Look at the lenbytype value in subhalo tab or group tab.
For example,
if the first group has lenbytype == [50000, 100000, 0, 0, 50000, 100],
and the second group has lenbytype == [10000, 20000, 0, 0, 10000, 10],
0:50000 in 0/*.raw are gas in the first group,
0:100000 in 1/*.raw are dark matter in the first group,
0:50000 in 4/*.raw are star in the first group,
0:100 in 5/*.raw are black hole in the first group.
50000:60000 in 0/*.raw are gas in the second group,
100000:12000 in 1/*.raw are dark matter in the second group,
50000:60000 entries in 4/*.raw are star in the second group,
100:110 entries in 5/*.raw are black hole in the second group.
Subhalo spectra SED and band luminosity :
The full SED spectra of subhalos is mocked according to Wilkins et al. 2013.
use SnapDir.readSED to read the SED for a given subhalo.
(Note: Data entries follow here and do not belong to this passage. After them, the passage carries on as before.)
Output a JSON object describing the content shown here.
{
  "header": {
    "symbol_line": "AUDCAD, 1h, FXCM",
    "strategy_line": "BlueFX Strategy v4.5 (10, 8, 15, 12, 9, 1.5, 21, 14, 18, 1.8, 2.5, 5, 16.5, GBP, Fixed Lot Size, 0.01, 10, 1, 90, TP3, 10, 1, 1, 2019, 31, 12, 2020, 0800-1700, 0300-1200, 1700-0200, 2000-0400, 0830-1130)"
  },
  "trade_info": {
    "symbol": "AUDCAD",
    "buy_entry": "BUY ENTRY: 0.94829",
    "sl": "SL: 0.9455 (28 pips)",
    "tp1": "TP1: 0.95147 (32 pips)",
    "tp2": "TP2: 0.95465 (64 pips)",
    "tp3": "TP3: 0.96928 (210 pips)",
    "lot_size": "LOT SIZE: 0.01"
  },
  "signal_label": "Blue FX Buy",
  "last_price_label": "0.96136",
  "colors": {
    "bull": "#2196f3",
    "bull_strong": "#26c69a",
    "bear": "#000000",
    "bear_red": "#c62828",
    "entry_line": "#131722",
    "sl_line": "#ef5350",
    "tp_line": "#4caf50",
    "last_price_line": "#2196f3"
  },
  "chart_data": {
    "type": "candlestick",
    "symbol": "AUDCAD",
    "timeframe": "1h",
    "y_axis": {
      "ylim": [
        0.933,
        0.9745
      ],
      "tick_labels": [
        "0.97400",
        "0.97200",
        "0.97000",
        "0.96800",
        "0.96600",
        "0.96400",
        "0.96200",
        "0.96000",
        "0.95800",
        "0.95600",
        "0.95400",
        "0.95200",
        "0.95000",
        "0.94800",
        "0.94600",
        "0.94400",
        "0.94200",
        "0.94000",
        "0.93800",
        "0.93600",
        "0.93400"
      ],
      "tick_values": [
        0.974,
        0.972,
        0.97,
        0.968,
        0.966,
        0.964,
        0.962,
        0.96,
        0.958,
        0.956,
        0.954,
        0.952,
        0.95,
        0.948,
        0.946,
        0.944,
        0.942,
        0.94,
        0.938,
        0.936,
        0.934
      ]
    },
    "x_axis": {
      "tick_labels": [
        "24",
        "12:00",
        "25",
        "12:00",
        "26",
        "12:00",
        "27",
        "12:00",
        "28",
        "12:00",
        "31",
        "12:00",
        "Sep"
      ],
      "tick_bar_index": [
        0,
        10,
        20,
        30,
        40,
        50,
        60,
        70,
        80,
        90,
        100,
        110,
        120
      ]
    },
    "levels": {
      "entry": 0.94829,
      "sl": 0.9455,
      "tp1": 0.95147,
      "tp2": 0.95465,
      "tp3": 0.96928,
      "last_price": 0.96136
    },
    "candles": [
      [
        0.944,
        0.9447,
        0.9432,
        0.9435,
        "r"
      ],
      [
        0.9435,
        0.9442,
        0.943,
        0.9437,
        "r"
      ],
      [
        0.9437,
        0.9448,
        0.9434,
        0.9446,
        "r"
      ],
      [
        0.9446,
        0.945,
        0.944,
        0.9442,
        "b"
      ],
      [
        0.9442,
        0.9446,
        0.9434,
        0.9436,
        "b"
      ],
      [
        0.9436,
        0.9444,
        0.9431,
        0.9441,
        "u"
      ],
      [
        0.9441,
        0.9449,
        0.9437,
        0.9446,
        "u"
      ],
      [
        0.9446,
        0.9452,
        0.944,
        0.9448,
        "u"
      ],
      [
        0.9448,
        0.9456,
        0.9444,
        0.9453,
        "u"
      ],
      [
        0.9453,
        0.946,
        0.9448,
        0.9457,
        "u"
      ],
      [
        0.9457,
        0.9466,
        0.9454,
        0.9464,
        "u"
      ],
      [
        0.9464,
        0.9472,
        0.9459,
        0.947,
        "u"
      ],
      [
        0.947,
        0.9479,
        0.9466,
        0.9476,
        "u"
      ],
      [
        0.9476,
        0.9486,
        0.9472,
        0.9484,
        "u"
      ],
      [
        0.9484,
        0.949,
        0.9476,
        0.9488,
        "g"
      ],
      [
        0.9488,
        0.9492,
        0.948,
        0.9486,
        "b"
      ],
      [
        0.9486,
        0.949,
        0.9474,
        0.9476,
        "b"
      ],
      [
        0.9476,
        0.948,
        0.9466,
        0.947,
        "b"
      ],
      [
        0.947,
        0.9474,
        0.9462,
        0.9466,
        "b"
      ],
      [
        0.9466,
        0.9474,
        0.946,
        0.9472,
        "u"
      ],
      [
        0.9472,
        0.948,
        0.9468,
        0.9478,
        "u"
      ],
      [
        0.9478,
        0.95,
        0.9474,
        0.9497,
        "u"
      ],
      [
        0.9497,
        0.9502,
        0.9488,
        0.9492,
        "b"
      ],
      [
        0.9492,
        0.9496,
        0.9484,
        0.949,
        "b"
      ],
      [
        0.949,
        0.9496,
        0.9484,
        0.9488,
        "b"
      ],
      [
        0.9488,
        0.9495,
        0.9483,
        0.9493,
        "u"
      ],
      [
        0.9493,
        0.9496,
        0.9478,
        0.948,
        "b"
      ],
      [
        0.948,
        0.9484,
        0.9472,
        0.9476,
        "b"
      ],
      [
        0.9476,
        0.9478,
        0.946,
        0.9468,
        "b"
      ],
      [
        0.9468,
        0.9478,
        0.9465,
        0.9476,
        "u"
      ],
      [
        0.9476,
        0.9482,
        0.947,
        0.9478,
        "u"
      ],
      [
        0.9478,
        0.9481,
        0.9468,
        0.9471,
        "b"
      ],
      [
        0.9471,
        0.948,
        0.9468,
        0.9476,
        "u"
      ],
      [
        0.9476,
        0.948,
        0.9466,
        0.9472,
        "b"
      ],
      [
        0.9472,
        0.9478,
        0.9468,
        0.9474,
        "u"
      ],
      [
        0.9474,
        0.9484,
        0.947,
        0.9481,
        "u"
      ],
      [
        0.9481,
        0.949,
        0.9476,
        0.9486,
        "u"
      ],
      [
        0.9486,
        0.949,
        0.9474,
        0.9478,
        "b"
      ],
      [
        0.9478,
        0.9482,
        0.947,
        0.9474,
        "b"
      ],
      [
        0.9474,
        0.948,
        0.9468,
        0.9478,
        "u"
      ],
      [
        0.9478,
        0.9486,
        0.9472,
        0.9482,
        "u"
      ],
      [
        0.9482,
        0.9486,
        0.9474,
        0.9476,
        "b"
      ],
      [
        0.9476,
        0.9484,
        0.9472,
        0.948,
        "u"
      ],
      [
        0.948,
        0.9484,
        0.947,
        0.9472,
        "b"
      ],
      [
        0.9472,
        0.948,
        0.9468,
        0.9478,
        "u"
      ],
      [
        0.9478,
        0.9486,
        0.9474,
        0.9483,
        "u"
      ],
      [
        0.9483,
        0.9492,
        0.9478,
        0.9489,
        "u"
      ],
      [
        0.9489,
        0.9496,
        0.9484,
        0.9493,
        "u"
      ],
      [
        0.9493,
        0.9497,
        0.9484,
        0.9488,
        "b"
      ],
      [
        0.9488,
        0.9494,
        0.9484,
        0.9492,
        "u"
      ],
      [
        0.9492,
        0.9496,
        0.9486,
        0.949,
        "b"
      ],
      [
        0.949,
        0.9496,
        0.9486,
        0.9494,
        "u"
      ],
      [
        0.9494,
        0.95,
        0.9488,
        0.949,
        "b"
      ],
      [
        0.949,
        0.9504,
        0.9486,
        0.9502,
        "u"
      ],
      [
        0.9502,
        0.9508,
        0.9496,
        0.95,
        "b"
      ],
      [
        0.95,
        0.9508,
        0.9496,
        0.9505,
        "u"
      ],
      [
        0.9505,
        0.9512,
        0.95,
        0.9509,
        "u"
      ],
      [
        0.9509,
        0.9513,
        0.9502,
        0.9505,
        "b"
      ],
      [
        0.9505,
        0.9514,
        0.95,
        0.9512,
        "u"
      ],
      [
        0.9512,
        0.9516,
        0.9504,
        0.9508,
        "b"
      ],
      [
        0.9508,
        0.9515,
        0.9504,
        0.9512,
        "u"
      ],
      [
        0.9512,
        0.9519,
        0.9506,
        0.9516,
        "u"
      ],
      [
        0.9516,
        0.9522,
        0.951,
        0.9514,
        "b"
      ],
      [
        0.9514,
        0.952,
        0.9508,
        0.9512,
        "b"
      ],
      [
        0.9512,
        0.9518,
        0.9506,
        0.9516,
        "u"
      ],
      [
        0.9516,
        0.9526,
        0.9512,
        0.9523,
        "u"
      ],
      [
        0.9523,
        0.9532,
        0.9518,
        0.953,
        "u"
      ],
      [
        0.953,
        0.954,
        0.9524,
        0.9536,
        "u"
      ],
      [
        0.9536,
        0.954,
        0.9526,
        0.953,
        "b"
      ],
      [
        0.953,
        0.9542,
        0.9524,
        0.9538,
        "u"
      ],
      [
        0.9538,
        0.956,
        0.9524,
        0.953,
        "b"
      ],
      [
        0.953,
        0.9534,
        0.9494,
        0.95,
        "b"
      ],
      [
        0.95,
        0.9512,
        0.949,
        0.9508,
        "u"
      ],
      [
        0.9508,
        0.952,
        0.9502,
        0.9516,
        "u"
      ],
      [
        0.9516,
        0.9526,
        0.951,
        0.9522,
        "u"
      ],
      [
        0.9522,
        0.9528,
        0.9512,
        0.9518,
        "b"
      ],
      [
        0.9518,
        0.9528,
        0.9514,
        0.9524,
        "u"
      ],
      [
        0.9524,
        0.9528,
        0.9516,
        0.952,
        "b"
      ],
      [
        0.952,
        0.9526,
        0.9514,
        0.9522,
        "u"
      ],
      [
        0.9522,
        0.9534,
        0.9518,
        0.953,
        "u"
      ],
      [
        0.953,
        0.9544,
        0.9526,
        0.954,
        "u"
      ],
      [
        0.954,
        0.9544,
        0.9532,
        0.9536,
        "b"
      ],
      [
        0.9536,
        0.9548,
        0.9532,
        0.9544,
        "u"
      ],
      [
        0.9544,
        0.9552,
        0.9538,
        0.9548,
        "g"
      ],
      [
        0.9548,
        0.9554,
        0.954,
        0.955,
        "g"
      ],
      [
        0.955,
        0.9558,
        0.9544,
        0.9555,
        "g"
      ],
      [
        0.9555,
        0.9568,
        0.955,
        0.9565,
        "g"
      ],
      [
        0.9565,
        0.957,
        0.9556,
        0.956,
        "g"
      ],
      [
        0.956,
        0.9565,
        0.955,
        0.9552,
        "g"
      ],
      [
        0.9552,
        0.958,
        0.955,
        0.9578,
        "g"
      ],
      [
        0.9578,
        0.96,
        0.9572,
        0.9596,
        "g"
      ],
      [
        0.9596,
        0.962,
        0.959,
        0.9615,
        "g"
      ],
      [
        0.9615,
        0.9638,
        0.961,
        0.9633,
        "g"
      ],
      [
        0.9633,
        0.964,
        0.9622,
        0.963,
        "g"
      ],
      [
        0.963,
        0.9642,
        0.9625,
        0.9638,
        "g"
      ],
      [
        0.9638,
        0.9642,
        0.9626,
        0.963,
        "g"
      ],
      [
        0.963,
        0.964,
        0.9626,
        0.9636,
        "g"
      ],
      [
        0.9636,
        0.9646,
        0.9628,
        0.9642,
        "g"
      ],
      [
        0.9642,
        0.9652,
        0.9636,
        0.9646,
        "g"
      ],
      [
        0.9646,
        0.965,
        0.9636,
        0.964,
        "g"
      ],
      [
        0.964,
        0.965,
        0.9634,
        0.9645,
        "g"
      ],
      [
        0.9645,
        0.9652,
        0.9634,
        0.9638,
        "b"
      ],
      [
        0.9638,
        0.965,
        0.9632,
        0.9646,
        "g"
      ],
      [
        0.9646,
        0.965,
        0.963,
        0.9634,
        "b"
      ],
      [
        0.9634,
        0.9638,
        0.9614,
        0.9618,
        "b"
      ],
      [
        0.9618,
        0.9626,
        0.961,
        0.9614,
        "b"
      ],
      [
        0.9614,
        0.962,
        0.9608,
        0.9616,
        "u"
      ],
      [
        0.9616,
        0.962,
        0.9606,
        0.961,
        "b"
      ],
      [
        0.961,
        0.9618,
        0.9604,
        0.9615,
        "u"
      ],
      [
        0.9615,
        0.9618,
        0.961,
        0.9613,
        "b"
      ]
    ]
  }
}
Note that
if the subhalo has no stars there is no SED and the function returns 0
the returned SED has nebula lines.
We also have the band luminosity of the subhalos, integrated from the SED.
For subhalos with no stars, and for the subhalo entry corresponding to
contamination, all bands are zero.
Files are named by for example sbuhaloHST.ACS.raw.
Refer to readsubhalo.py and bandfilterdtype for all the available bands.
Two categories of filters `RfFilter' for restframe, and
`ObsFilter' for observed frame.
Subhalos:
--------
The band luminosity can be loaded like other 'subhalo' variables, eg,
SnapDir.load('subhalo', 'RfFilter/SDSS.SDSS/i')
(saved under RfFilter/SDSS.SDSS/i , in 'f4')
They are in f4 of and of unit 1e28 Erg/s/Hz/h.
L_band = nu_mean * L_nu_mean / Delta mu
The magnitude of the band is given by:
M = -2.5 * numpy.log10(L) + 34.1 # L in SI, Joule
Star particles:
----
The band luminosity of individual star particles can be loaded via
(eg)
SnapDir.loadstarLband('RfFilter', 'SDSS.SDSS/r')
IGM absoprtion and nebula lines are included.
The bands are saved in a compressed format:
1. The filtered band luminosity per unit mass of 260 time/metallicity
bins are calculated and saved in SED/SEDtableXXXX.
2. 4/SEDindex.raw saves the index of the table entry that saves the
band luminosity per unit mass. (Erg/s/Hz/[1e10Msun])
3. Multiply the entry by the mass of the star particle
gives its true band luminosity.
See Snapdir.loadstarLband for more details.